Le Premier ministre, Rimtalba Jean Emmanuel OUÉDRAOGO, a procédé ce vendredi 23 janvier 2026 à Ouagadougou à l’inauguration de deux datacenters modulaires destinés au Cloud gouvernemental. Cette mise en service marque une avancée majeure dans la politique nationale de souveraineté numérique, portée par l’ambition de conserver l’ensemble des données publiques sur le territoire national.
Réalisées sous la conduite du ministère de la Transition digitale, ces infrastructures s’inscrivent dans le programme stratégique dit « zéro donnée à l’extérieur », dont l’objectif est de sécuriser, centraliser et rapatrier toutes les données de l’administration actuellement hébergées hors du pays.

Avec une capacité combinée de 3 000 téraoctets de stockage, plus de 105 600 Go de mémoire vive et près de 28 800 cœurs CPU, les deux datacenters permettront d’héberger plus de 7 000 machines virtuelles. Ils offriront ainsi à l’État burkinabè des ressources techniques suffisantes pour accélérer la migration des plateformes publiques vers un environnement souverain et sécurisé.
Au-delà de la performance technologique, ces infrastructures visent des gains concrets : amélioration de la continuité des services publics, meilleure protection des données sensibles et réduction significative des coûts liés à l’hébergement externe. Estimé à plus de 15 milliards de FCFA, le projet devrait générer, selon les projections officielles, une économie comprise entre 85 et 95 milliards de FCFA sur une période de dix ans.

Lors de la cérémonie, le Chef du Gouvernement a salué des installations « à la mesure des ambitions nationales », soulignant leur dimension stratégique. Pour lui, la maîtrise des données constitue un pilier essentiel de la sécurité et de l’indépendance de l’État.

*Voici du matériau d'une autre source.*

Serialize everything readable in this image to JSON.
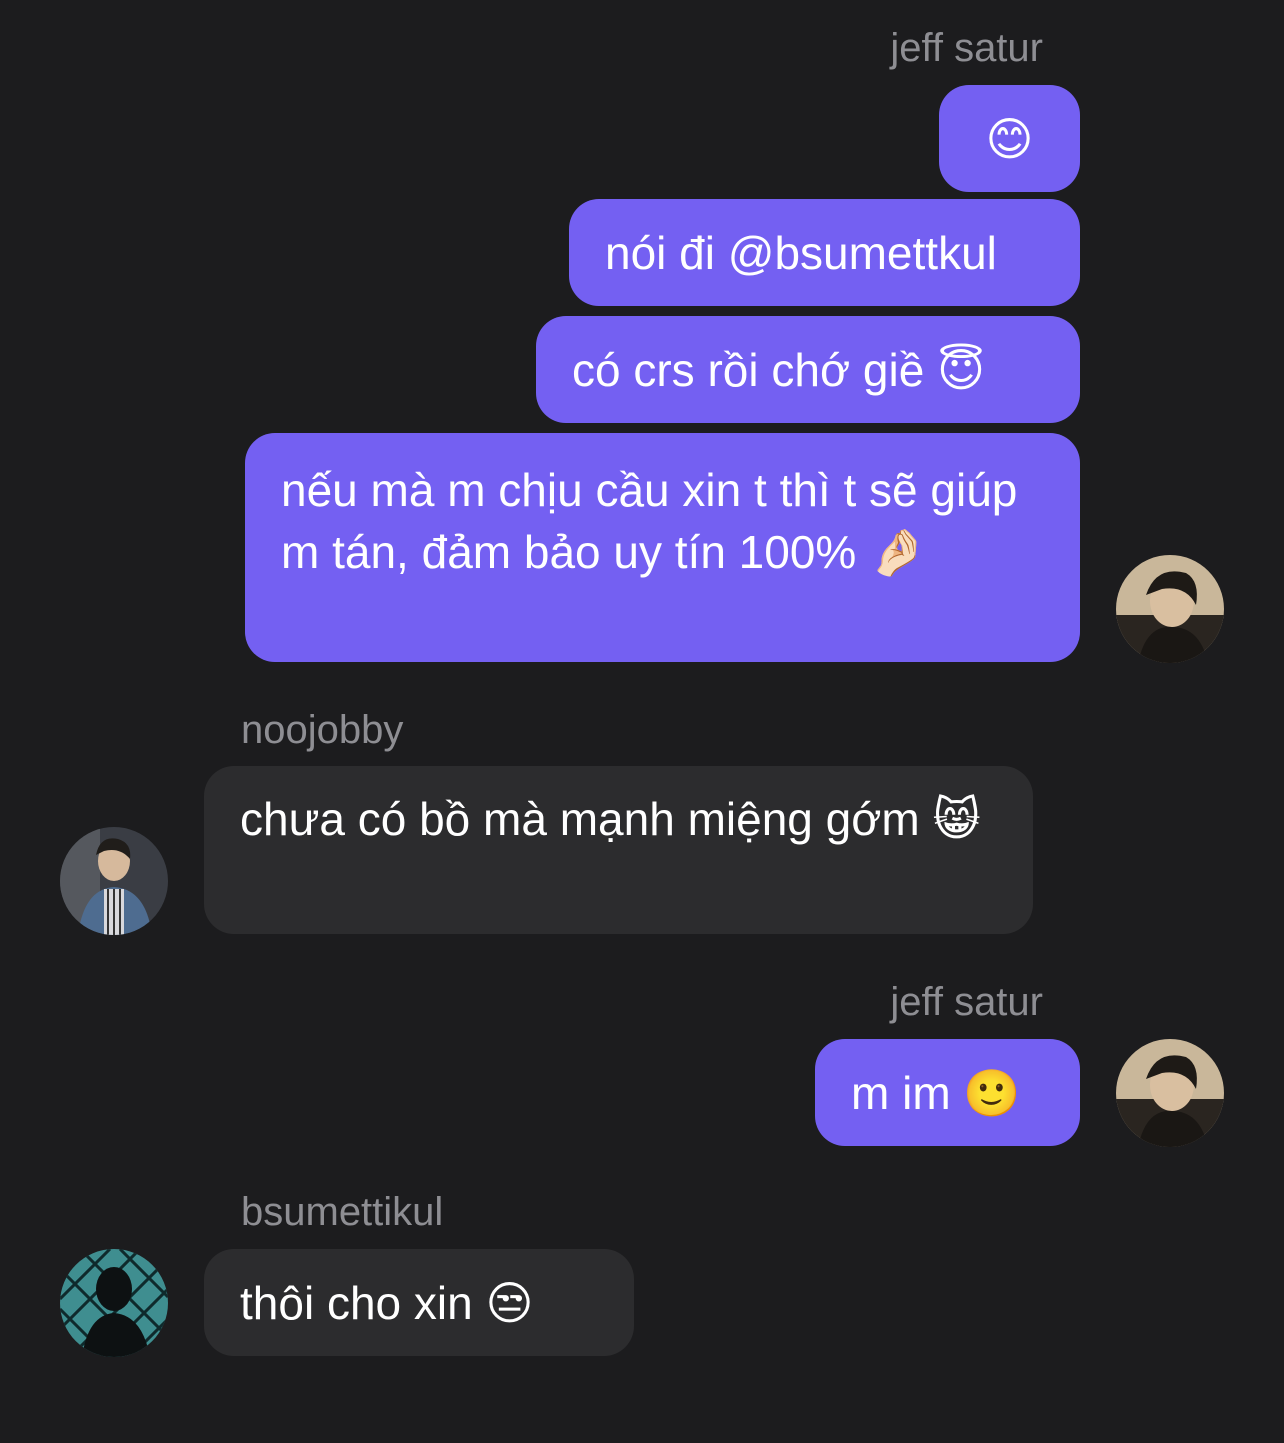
{
  "messages": [
    {
      "sender": "jeff satur"
    },
    {
      "text": "😊"
    },
    {
      "text": "nói đi @bsumettkul"
    },
    {
      "text": "có crs rồi chớ giề 😇"
    },
    {
      "text": "nếu mà m chịu cầu xin t thì t sẽ giúp m tán, đảm bảo uy tín 100% 🤌🏻"
    },
    {
      "sender": "noojobby",
      "text": "chưa có bồ mà mạnh miệng gớm 😸"
    },
    {
      "sender": "jeff satur",
      "text": "m im 🙂"
    },
    {
      "sender": "bsumettikul",
      "text": "thôi cho xin 😒"
    }
  ],
  "colors": {
    "outgoing_bubble": "#7460f2",
    "incoming_bubble": "#2c2c2e",
    "background": "#1c1c1e"
  }
}
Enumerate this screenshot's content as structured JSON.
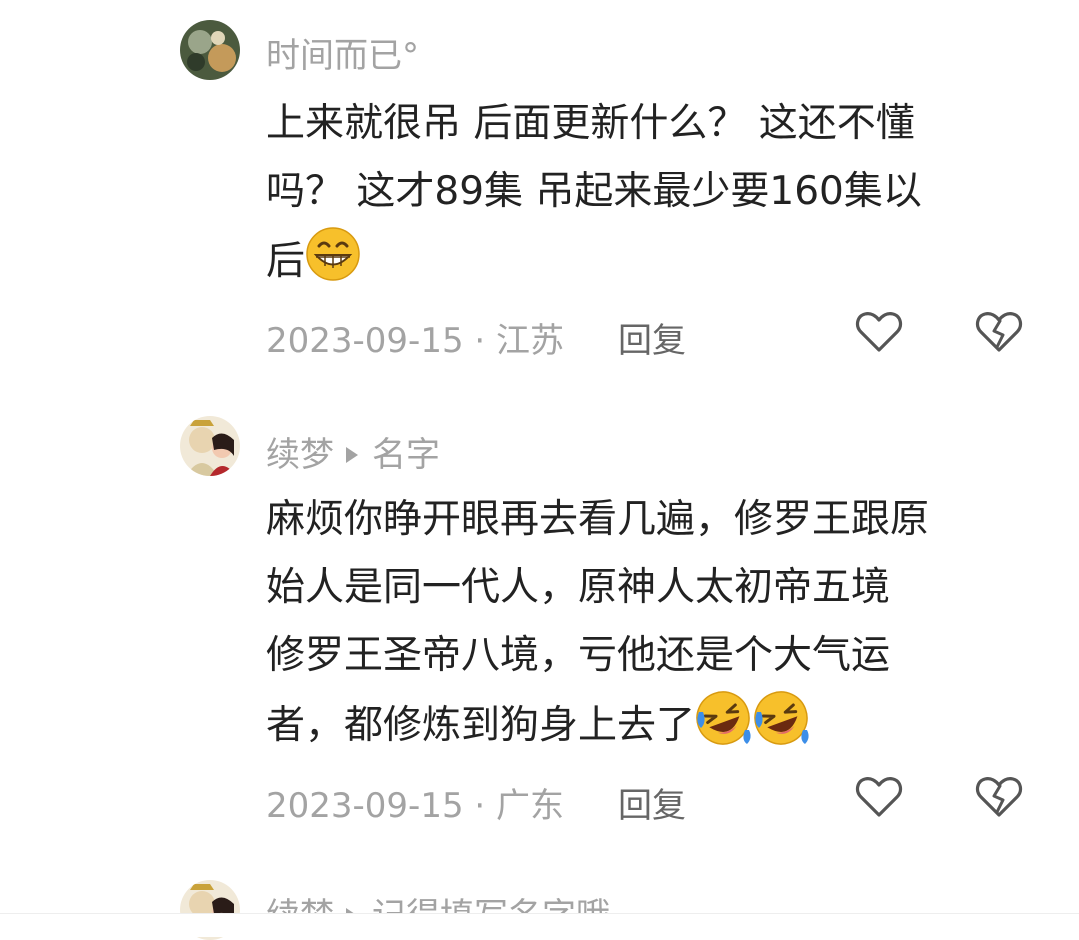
{
  "comments": [
    {
      "username": "时间而已°",
      "lines": [
        "上来就很吊  后面更新什么？   这还不懂",
        "吗？  这才89集   吊起来最少要160集以",
        "后"
      ],
      "date": "2023-09-15",
      "separator": "·",
      "location": "江苏",
      "reply_label": "回复",
      "emoji": "grin-emoji"
    },
    {
      "username": "续梦",
      "reply_to": "名字",
      "lines": [
        "麻烦你睁开眼再去看几遍，修罗王跟原",
        "始人是同一代人，原神人太初帝五境",
        "修罗王圣帝八境，亏他还是个大气运",
        "者，都修炼到狗身上去了"
      ],
      "date": "2023-09-15",
      "separator": "·",
      "location": "广东",
      "reply_label": "回复",
      "emoji": "rofl-emoji"
    },
    {
      "username": "续梦",
      "reply_to": "记得填写名字哦"
    }
  ],
  "colors": {
    "secondary": "#a3a3a3",
    "text": "#222222",
    "emoji": "#f7c02b"
  }
}
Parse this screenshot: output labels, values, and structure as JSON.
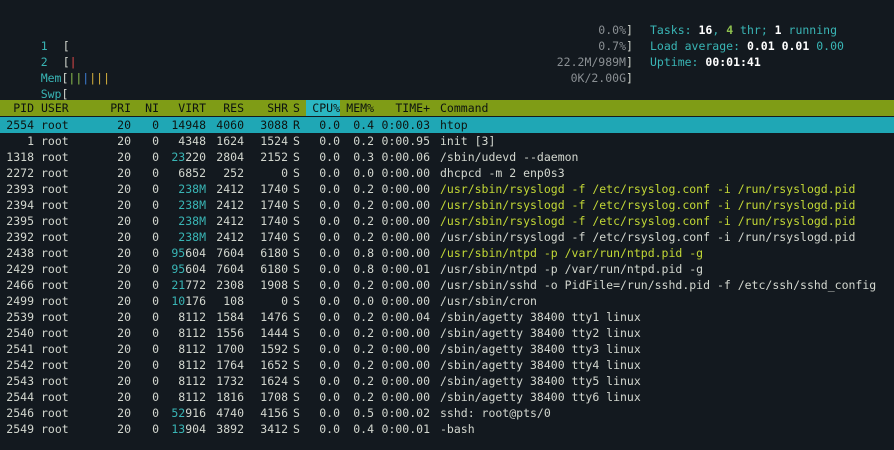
{
  "meters": {
    "cpu1": {
      "label": "1",
      "open": "[",
      "bars": "",
      "value": "0.0%",
      "close": "]"
    },
    "cpu2": {
      "label": "2",
      "open": "[",
      "bars": "|",
      "value": "0.7%",
      "close": "]"
    },
    "mem": {
      "label": "Mem",
      "open": "[",
      "bars": "||||||",
      "value": "22.2M/989M",
      "close": "]"
    },
    "swp": {
      "label": "Swp",
      "open": "[",
      "bars": "",
      "value": "0K/2.00G",
      "close": "]"
    }
  },
  "stats": {
    "tasks_label": "Tasks: ",
    "tasks": "16",
    "sep1": ", ",
    "thr": "4",
    "thr_label": " thr; ",
    "running": "1",
    "running_label": " running",
    "load_label": "Load average: ",
    "load1": "0.01",
    "load5": "0.01",
    "load15": "0.00",
    "uptime_label": "Uptime: ",
    "uptime": "00:01:41"
  },
  "columns": [
    "PID",
    "USER",
    "PRI",
    "NI",
    "VIRT",
    "RES",
    "SHR",
    "S",
    "CPU%",
    "MEM%",
    "TIME+",
    "Command"
  ],
  "processes": [
    {
      "pid": "2554",
      "user": "root",
      "pri": "20",
      "ni": "0",
      "virt": "14948",
      "res": "4060",
      "shr": "3088",
      "s": "R",
      "cpu": "0.0",
      "mem": "0.4",
      "time": "0:00.03",
      "cmd": "htop",
      "thread": false
    },
    {
      "pid": "1",
      "user": "root",
      "pri": "20",
      "ni": "0",
      "virt": "4348",
      "res": "1624",
      "shr": "1524",
      "s": "S",
      "cpu": "0.0",
      "mem": "0.2",
      "time": "0:00.95",
      "cmd": "init [3]",
      "thread": false
    },
    {
      "pid": "1318",
      "user": "root",
      "pri": "20",
      "ni": "0",
      "virt": "23220",
      "res": "2804",
      "shr": "2152",
      "s": "S",
      "cpu": "0.0",
      "mem": "0.3",
      "time": "0:00.06",
      "cmd": "/sbin/udevd --daemon",
      "thread": false
    },
    {
      "pid": "2272",
      "user": "root",
      "pri": "20",
      "ni": "0",
      "virt": "6852",
      "res": "252",
      "shr": "0",
      "s": "S",
      "cpu": "0.0",
      "mem": "0.0",
      "time": "0:00.00",
      "cmd": "dhcpcd -m 2 enp0s3",
      "thread": false
    },
    {
      "pid": "2393",
      "user": "root",
      "pri": "20",
      "ni": "0",
      "virt": "238M",
      "res": "2412",
      "shr": "1740",
      "s": "S",
      "cpu": "0.0",
      "mem": "0.2",
      "time": "0:00.00",
      "cmd": "/usr/sbin/rsyslogd -f /etc/rsyslog.conf -i /run/rsyslogd.pid",
      "thread": true
    },
    {
      "pid": "2394",
      "user": "root",
      "pri": "20",
      "ni": "0",
      "virt": "238M",
      "res": "2412",
      "shr": "1740",
      "s": "S",
      "cpu": "0.0",
      "mem": "0.2",
      "time": "0:00.00",
      "cmd": "/usr/sbin/rsyslogd -f /etc/rsyslog.conf -i /run/rsyslogd.pid",
      "thread": true
    },
    {
      "pid": "2395",
      "user": "root",
      "pri": "20",
      "ni": "0",
      "virt": "238M",
      "res": "2412",
      "shr": "1740",
      "s": "S",
      "cpu": "0.0",
      "mem": "0.2",
      "time": "0:00.00",
      "cmd": "/usr/sbin/rsyslogd -f /etc/rsyslog.conf -i /run/rsyslogd.pid",
      "thread": true
    },
    {
      "pid": "2392",
      "user": "root",
      "pri": "20",
      "ni": "0",
      "virt": "238M",
      "res": "2412",
      "shr": "1740",
      "s": "S",
      "cpu": "0.0",
      "mem": "0.2",
      "time": "0:00.00",
      "cmd": "/usr/sbin/rsyslogd -f /etc/rsyslog.conf -i /run/rsyslogd.pid",
      "thread": false
    },
    {
      "pid": "2438",
      "user": "root",
      "pri": "20",
      "ni": "0",
      "virt": "95604",
      "res": "7604",
      "shr": "6180",
      "s": "S",
      "cpu": "0.0",
      "mem": "0.8",
      "time": "0:00.00",
      "cmd": "/usr/sbin/ntpd -p /var/run/ntpd.pid -g",
      "thread": true
    },
    {
      "pid": "2429",
      "user": "root",
      "pri": "20",
      "ni": "0",
      "virt": "95604",
      "res": "7604",
      "shr": "6180",
      "s": "S",
      "cpu": "0.0",
      "mem": "0.8",
      "time": "0:00.01",
      "cmd": "/usr/sbin/ntpd -p /var/run/ntpd.pid -g",
      "thread": false
    },
    {
      "pid": "2466",
      "user": "root",
      "pri": "20",
      "ni": "0",
      "virt": "21772",
      "res": "2308",
      "shr": "1908",
      "s": "S",
      "cpu": "0.0",
      "mem": "0.2",
      "time": "0:00.00",
      "cmd": "/usr/sbin/sshd -o PidFile=/run/sshd.pid -f /etc/ssh/sshd_config",
      "thread": false
    },
    {
      "pid": "2499",
      "user": "root",
      "pri": "20",
      "ni": "0",
      "virt": "10176",
      "res": "108",
      "shr": "0",
      "s": "S",
      "cpu": "0.0",
      "mem": "0.0",
      "time": "0:00.00",
      "cmd": "/usr/sbin/cron",
      "thread": false
    },
    {
      "pid": "2539",
      "user": "root",
      "pri": "20",
      "ni": "0",
      "virt": "8112",
      "res": "1584",
      "shr": "1476",
      "s": "S",
      "cpu": "0.0",
      "mem": "0.2",
      "time": "0:00.04",
      "cmd": "/sbin/agetty 38400 tty1 linux",
      "thread": false
    },
    {
      "pid": "2540",
      "user": "root",
      "pri": "20",
      "ni": "0",
      "virt": "8112",
      "res": "1556",
      "shr": "1444",
      "s": "S",
      "cpu": "0.0",
      "mem": "0.2",
      "time": "0:00.00",
      "cmd": "/sbin/agetty 38400 tty2 linux",
      "thread": false
    },
    {
      "pid": "2541",
      "user": "root",
      "pri": "20",
      "ni": "0",
      "virt": "8112",
      "res": "1700",
      "shr": "1592",
      "s": "S",
      "cpu": "0.0",
      "mem": "0.2",
      "time": "0:00.00",
      "cmd": "/sbin/agetty 38400 tty3 linux",
      "thread": false
    },
    {
      "pid": "2542",
      "user": "root",
      "pri": "20",
      "ni": "0",
      "virt": "8112",
      "res": "1764",
      "shr": "1652",
      "s": "S",
      "cpu": "0.0",
      "mem": "0.2",
      "time": "0:00.00",
      "cmd": "/sbin/agetty 38400 tty4 linux",
      "thread": false
    },
    {
      "pid": "2543",
      "user": "root",
      "pri": "20",
      "ni": "0",
      "virt": "8112",
      "res": "1732",
      "shr": "1624",
      "s": "S",
      "cpu": "0.0",
      "mem": "0.2",
      "time": "0:00.00",
      "cmd": "/sbin/agetty 38400 tty5 linux",
      "thread": false
    },
    {
      "pid": "2544",
      "user": "root",
      "pri": "20",
      "ni": "0",
      "virt": "8112",
      "res": "1816",
      "shr": "1708",
      "s": "S",
      "cpu": "0.0",
      "mem": "0.2",
      "time": "0:00.00",
      "cmd": "/sbin/agetty 38400 tty6 linux",
      "thread": false
    },
    {
      "pid": "2546",
      "user": "root",
      "pri": "20",
      "ni": "0",
      "virt": "52916",
      "res": "4740",
      "shr": "4156",
      "s": "S",
      "cpu": "0.0",
      "mem": "0.5",
      "time": "0:00.02",
      "cmd": "sshd: root@pts/0",
      "thread": false
    },
    {
      "pid": "2549",
      "user": "root",
      "pri": "20",
      "ni": "0",
      "virt": "13904",
      "res": "3892",
      "shr": "3412",
      "s": "S",
      "cpu": "0.0",
      "mem": "0.4",
      "time": "0:00.01",
      "cmd": "-bash",
      "thread": false
    }
  ],
  "colors": {
    "selected_row": "#1fa7b5",
    "header_bar": "#7f9c16",
    "sort_column": "#2bb7c2",
    "thread_text": "#c3d836",
    "label_cyan": "#39b5b5"
  }
}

« Confier nos données à des infrastructures situées hors de nos frontières revient à abandonner une part de notre souveraineté. Le Burkina Faso fait aujourd’hui le choix de reprendre le contrôle », a affirmé Rimtalba Jean Emmanuel OUÉDRAOGO.
Le Premier ministre a par ailleurs instruit les administrations publiques à faire de ces datacenters la plateforme de référence pour l’hébergement des services numériques de l’État, tout en accélérant le rapatriement des données actuellement stockées à l’étranger ou dans des centres privés.
Saluant l’engagement du ministère en charge de la Transformation digitale et des équipes techniques, il a annoncé la construction, à l’horizon 2028, d’un nouveau datacenter national répondant aux standards internationaux les plus élevés. Cette future infrastructure sera ouverte non seulement à l’administration, mais aussi au secteur privé, aux ONG et à l’ensemble de l’écosystème numérique.
« En renforçant notre souveraineté numérique, nous renforçons notre souveraineté nationale. La maîtrise de nos données est un choix de liberté, de sécurité et de dignité », a conclu le Chef du Gouvernement.
Avec ces nouveaux datacenters, le Burkina Faso se tourne vers l’autonomie numérique, affirmant sa volonté de bâtir un État moderne, sécurisé et pleinement maître de ses outils technologiques.